Terlihat 2 orang pria tampan tengah berdiri di depannya. Shiya hanya terdiam tak bergeming dari posisinya tanpa menjawab perkataan pria tersebut. Ia hanya menatapnya dengan mata berkaca-kaca karena pergelangan kakinya yang terasa sangat sakit.

"Bangunlah!" Salah satu pria yang berdiri di depannya mengulurkan tangannya sambil tersenyum. Ia mencoba membantu Shiya berdiri. Sedangkan pria satunya yang menabraknya berlalu pergi begitu saja.

"Maafkan temanku tadi. Apa kau tak bisa berdiri?" tanyanya dengan nada pelan.

Shiya hanya menggelengkan kepalanya tanpa menjawab pertanyaan pria itu.

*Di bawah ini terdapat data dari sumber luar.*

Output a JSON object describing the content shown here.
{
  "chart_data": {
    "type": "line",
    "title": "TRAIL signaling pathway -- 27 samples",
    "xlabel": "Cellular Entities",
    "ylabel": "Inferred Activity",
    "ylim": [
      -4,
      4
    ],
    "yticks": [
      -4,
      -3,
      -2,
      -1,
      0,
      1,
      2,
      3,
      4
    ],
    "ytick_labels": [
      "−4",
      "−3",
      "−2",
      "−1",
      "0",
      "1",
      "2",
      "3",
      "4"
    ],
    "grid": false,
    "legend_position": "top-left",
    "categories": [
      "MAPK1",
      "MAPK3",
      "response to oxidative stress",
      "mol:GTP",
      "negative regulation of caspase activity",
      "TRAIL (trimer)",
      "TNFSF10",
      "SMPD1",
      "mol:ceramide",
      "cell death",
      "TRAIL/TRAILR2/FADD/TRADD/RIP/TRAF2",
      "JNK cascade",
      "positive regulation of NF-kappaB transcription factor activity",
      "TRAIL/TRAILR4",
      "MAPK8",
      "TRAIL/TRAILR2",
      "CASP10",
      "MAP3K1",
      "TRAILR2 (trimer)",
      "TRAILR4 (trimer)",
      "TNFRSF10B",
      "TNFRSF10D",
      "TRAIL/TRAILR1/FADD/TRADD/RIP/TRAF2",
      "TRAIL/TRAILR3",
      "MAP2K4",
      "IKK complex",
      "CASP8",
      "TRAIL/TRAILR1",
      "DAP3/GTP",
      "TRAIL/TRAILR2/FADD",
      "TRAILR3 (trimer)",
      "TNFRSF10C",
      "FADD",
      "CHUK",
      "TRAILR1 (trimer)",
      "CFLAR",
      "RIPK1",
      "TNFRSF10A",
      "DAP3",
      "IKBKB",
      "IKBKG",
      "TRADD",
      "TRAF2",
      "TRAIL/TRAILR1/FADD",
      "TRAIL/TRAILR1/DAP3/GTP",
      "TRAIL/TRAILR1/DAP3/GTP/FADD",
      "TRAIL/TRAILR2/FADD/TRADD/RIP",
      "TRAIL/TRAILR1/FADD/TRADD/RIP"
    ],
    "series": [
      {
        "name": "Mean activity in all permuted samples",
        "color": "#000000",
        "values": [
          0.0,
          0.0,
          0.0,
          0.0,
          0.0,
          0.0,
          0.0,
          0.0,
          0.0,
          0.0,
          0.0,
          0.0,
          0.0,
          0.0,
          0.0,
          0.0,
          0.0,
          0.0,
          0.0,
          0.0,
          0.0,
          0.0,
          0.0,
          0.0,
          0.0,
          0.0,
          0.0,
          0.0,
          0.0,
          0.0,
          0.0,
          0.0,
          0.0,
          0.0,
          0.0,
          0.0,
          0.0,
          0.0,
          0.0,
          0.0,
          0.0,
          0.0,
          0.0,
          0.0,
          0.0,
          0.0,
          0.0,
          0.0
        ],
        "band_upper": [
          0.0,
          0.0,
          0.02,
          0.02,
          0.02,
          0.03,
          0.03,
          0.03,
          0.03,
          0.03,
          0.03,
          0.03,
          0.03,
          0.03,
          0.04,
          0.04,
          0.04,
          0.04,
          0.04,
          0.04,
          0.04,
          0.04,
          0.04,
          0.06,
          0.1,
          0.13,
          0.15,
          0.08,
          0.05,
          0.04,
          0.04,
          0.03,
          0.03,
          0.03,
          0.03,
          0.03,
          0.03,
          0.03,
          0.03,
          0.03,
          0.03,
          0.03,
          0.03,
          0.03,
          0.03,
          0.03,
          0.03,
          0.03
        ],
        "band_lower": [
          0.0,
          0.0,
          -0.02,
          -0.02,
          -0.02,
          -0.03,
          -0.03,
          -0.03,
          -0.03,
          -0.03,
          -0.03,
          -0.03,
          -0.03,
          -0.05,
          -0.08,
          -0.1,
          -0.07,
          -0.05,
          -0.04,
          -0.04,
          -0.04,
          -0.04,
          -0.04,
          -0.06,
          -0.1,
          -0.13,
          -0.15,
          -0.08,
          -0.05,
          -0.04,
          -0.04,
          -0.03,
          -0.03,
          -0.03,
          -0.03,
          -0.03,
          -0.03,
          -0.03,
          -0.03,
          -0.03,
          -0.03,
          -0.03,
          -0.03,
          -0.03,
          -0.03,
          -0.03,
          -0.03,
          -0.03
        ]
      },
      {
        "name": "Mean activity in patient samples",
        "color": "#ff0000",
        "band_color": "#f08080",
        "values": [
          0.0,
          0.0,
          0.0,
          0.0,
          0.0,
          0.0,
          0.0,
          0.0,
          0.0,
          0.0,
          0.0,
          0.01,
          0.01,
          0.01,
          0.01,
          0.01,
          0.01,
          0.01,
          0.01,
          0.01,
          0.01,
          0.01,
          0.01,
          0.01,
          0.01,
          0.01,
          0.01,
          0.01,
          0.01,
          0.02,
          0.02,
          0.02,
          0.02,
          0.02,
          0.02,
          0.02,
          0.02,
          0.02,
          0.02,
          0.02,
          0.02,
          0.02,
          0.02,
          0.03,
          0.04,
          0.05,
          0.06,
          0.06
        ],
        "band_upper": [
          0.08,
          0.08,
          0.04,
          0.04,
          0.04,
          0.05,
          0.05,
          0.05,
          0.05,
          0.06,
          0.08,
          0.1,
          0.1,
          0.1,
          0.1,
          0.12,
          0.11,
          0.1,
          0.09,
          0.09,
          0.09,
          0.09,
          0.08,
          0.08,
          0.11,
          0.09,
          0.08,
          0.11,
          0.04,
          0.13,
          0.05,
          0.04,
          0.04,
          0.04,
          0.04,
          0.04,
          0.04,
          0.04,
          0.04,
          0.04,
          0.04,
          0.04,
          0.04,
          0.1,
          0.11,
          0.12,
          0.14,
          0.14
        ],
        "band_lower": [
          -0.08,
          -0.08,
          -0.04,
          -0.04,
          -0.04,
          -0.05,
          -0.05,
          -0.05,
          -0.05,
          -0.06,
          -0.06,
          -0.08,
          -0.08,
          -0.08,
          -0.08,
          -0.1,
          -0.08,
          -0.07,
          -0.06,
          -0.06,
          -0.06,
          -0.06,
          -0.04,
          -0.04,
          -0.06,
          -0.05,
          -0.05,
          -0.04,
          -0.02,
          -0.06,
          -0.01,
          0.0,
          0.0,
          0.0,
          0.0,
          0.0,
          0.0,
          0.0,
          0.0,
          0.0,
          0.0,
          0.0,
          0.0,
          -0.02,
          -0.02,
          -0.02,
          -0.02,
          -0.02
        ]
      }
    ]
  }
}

Ia mengusap air matanya yang tengah mengalir di pipinya.

Akhirnya pria itu menurunkan badannya, berlutut agar sejajar dengan Shiya. Ia kemudian menggendong Shiya ala bridal style untuk kemudian ia bawa ke tempat duduk yang ada di dekat toilet itu dan mendudukkan tubuh Shiya pelan. Ia bersimpuh di depan kaki Shiya seraya memberikan pijatan.

"Bagaimana? Apa masih sakit?" tanyanya.

"Sudah lebih baik, terima kasih. Maafkan aku telah merepotkanmu." ucapnya seraya menggerakkan kakinya.

"Kenalkan, namaku Baro." ucap pria tersebut. Ia mengulurkan tangannya ke arah Shiya dan terus memandangnya tanpa berkedip.

"Namaku Shiya." jawabnya, ia tersenyum dan membalas uluran tangan Baro.

"Maaf aku harus segera pergi. Lain kali aku akan membalas kebaikanmu!" ucap Shiya seraya beranjak berdiri meninggalkan Baro. Namun, ketika akan melangkahkan kakinya. Seketika Baro menarik tangan Shiya hingga membuat ia mengurungkan niat kakinya untuk melangkah.

"Tunggu sebentar!" ujarnya.

"Ya?" sahutnya. Shiya menatap ke arah Baro yang masih duduk di tempat semula.

"Kau bilang akan membalas kebaikanku kan? Hubungi aku di sini!" ucap Baro. Ia pun memberikan kartu namanya pada Shiya.

Shiya hanya menganggukan kepala lalu meraih kartu nama yang Baro berikan. Ia tersenyum ke arahnya dan berlalu pergi meninggalkannya.

***

"Jeng, jika ada waktu bisakah kita adakan acara makan malam bersama lagi seperti waktu itu?" tanya Nyonya Dimejo.

"Tentu saja, Jeng. Aku senang sekali." sahut Nyonya Shalim dengan senyuman yang sangat lebar.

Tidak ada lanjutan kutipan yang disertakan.